What Is A Stablecoin?
What is a stablecoin?
As mediums of exchange, cryptocurrencies are excellent from a technological standpoint. However, the fluctuations in their value have ultimately rendered them highly risky investments, and not ideal for making payments. By the time a transaction settles, coins can be worth significantly more or less than they were at the time they were sent.
But stablecoins have no such problem. These assets see negligible price movement and closely track the value of the underlying asset or fiat currency that they emulate. As such, they serve as reliable safe-haven assets amid volatile markets.
There are a number of ways in which a stablecoin can maintain its stability.

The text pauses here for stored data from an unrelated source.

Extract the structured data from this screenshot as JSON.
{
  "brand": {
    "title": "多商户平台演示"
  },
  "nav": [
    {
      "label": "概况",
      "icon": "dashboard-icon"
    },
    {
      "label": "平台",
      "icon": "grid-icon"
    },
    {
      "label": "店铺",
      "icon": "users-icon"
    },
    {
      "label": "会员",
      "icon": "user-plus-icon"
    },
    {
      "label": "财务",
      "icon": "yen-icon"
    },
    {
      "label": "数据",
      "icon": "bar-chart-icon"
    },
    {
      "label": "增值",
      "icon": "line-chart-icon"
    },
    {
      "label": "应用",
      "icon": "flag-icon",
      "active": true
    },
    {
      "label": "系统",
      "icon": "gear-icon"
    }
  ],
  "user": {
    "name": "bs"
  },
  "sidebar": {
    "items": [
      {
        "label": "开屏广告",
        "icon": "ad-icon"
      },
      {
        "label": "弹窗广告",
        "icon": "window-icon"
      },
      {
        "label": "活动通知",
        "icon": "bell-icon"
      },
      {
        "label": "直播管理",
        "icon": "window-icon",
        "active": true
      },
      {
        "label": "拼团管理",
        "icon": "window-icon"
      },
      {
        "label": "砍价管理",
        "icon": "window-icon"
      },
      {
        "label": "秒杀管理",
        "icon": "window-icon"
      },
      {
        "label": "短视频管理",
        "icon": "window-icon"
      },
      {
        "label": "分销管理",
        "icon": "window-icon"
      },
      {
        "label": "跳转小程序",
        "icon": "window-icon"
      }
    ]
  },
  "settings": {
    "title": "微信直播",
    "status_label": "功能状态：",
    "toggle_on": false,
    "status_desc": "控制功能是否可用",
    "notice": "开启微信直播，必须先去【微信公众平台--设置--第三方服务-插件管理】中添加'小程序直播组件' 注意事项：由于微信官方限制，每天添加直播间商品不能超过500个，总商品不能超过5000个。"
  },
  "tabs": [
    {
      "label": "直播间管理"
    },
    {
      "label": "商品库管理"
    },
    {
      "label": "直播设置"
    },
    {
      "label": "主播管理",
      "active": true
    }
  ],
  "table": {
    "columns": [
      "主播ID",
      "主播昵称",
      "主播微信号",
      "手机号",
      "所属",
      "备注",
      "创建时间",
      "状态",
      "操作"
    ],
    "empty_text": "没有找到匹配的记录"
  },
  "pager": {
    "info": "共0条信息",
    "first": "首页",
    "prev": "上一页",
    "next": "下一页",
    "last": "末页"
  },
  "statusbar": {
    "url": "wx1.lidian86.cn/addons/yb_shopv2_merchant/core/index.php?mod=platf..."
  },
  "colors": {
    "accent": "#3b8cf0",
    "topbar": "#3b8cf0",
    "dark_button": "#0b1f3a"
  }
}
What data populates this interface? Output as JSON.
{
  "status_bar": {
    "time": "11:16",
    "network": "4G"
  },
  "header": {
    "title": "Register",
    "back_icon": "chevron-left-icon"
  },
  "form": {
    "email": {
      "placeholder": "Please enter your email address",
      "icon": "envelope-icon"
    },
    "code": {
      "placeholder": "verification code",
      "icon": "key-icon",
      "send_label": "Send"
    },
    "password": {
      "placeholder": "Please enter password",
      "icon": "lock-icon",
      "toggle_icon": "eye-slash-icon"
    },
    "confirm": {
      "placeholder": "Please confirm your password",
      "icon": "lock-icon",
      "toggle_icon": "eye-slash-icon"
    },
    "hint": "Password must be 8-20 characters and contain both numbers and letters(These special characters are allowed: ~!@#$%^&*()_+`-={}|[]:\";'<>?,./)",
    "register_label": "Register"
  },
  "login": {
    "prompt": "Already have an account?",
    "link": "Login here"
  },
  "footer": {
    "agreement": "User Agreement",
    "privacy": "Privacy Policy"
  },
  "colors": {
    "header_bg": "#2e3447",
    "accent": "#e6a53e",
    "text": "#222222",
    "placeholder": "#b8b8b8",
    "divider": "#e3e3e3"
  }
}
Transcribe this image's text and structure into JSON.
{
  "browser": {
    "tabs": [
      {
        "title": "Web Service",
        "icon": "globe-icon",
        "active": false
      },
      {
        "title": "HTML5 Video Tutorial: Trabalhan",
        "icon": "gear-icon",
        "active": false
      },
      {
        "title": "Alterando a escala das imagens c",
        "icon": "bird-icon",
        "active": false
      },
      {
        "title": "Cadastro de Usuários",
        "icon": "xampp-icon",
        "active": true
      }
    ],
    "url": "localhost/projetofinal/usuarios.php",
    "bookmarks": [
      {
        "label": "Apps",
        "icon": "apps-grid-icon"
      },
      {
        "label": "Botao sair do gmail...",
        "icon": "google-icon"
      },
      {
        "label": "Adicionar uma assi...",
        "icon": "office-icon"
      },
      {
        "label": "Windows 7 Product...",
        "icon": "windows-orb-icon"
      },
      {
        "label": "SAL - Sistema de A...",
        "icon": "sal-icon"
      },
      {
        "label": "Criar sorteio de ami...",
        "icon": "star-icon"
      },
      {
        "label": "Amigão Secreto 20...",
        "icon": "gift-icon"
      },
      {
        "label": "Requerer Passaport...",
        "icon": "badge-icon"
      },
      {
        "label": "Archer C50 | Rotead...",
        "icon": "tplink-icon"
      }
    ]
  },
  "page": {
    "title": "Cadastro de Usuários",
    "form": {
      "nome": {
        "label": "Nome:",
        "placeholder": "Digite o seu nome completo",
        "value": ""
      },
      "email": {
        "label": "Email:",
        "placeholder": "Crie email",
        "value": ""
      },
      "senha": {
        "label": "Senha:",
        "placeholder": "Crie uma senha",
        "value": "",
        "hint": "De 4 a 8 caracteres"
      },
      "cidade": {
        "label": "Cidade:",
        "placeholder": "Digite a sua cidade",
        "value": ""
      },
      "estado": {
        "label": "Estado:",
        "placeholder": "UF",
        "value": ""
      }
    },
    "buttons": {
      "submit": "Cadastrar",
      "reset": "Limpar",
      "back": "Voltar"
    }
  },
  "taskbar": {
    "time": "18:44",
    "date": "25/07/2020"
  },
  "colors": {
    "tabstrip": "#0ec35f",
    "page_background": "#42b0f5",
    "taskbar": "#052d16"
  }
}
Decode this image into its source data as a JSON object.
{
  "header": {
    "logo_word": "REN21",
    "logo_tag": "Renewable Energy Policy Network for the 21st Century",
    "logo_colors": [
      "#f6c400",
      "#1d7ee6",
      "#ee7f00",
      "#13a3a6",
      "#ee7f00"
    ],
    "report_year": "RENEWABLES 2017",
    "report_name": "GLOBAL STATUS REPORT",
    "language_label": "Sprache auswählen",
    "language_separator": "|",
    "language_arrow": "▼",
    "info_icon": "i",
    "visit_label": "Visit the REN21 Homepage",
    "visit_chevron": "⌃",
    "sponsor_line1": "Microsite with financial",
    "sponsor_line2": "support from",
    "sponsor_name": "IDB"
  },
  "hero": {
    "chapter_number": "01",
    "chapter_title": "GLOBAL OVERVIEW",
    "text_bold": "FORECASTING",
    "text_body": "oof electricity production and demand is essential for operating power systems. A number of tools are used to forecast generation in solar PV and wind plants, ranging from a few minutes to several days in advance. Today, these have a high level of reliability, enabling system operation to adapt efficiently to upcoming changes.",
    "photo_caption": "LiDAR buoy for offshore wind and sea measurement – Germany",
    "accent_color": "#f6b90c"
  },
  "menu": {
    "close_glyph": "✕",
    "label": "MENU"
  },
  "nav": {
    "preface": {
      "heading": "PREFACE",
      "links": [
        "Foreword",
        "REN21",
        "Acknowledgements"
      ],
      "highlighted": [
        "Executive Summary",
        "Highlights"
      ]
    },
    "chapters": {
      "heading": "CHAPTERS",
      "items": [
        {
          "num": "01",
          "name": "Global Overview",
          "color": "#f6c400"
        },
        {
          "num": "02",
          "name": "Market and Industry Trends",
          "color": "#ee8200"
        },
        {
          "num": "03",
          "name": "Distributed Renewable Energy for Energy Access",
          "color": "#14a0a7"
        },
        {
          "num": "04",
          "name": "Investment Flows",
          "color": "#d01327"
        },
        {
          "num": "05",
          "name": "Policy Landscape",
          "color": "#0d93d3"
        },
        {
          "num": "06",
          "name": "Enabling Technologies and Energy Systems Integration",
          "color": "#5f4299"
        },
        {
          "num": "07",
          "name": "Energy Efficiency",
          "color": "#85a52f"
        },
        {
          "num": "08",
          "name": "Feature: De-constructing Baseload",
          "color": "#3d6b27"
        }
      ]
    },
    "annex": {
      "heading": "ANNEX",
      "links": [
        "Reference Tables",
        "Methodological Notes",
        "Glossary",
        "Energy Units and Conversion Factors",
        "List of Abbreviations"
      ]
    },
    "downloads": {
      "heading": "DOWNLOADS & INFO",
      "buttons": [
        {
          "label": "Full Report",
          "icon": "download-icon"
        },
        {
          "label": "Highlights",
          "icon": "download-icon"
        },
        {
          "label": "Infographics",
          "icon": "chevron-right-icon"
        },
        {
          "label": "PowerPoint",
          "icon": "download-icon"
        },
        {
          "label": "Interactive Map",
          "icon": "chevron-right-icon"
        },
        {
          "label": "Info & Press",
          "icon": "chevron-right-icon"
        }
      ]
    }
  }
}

In this article, we’ll discuss some of the mechanisms used, their advantages, and their limitations.
How do stablecoins work?
There are a few categories of stablecoins, each of which goes about pegging their units in different ways. Below are some of the most common types of stablecoin.
The most popular kind of stablecoin is that which is directly backed by fiat currency with a 1:1 ratio. We also call these fiat-collateralized stablecoins. A central issuer (or bank) holds an amount of fiat currency in reserve and issues a proportionate amount of tokens.
For instance, the issuer may hold one million dollars, and distribute one million tokens worth a dollar each. Users can freely trade these as they would do with tokens or cryptocurrencies, and at any time, the holders can redeem them for their equivalent in USD.
To acquire this kind of stablecoin, users lock their cryptocurrency into a contract, which issues the token. Later, to get their collateral back, they pay stablecoins back into the same contract (along with any interest).
Stablecoins use cases
This list is far from exhaustive. The market for stable digital currencies is broad, something evidenced by the proliferation of hundreds of stablecoin projects.
BUSD vs USDT
BUSD are approved and regulated by the New York State Department of Financial Services and is 100% backed by U.S. dollars held in FDIC-insured U.S. banks. Also, an auditing firm (Withum) audits BUSD monthly to check if the money held in banks matches the BUSD supply, which you can check out here. On the other hand, USDT is not regularly audited. The last audit published on Tether’s site dates back to 2018, which was carried out by Sporkin & Sullivan LLP. But they do publish the value of their reserves daily which can be seen on this page.
Another difference between BUSD and USDT is that the reserve that backs USDT is held in offshore banks which are regarded as less trustworthy. To date, there have been also many allegations about Tether, a summary can be found here.
So one can say that BUSD is safer than USDT. This is actually true. But, if you are an average trader, it really does not matter whether you trade BTC/BUSD pair or BTC/USDT pair.
But, if you want to hold really large sums of money in the form of stablecoins, holding only BUSD or splitting the money between BUSD and USDT might be a better idea. Also, trading coin-margined futures instead of USDT-margined futures on Binance or other exchanges might be safer in case a catastrophic event related to Tether may happen.
Other than that, there is really no any difference between BUSD and USDT. If you are an average trader, you should rather look for volume, arbitrage opportunities, etc.
USDC vs USDT
After USDT, USD Coin (USDC) is the largest stablecoin by market cap. USDC is governed by Centre, a membership-based consortium, of which Circle and Coinbase are founding members.
So USDC is basically a stablecoin launched and governed by Circle and Coinbase. USDC is also audited montly by an auditing firm, Grant Thornton LLP, just like BUSD. The company behind USDC follows US regulations and works with established banks and auditors, which is not the case with Tether (USDT). So USDC, just like BUSD, is safer and more transparent than USDT.
If we compare USDC to BUSD, both stablecoins are actually pretty similar as they both follow US regulations and work with US banks and auditors.
Again, if you are a trader, you can trade both USDC and USDT pairs. It really does not matter that much. But, if you will open large positions on cryptocurrencies, you can prefer coin-margined products instead of USDT-margined ones. Also, you can hold more than one stablecoin instead of depending on one to mitigate risks.
Stablecoins pros and cons
Although they have some disadvantages, stablecoins are a critical component of the cryptocurrency markets. Through a variety of mechanisms, these digital currencies can remain more or less steady at set prices. This allows them to be used reliably not only as mediums of exchange, but as a safe haven for traders and investors.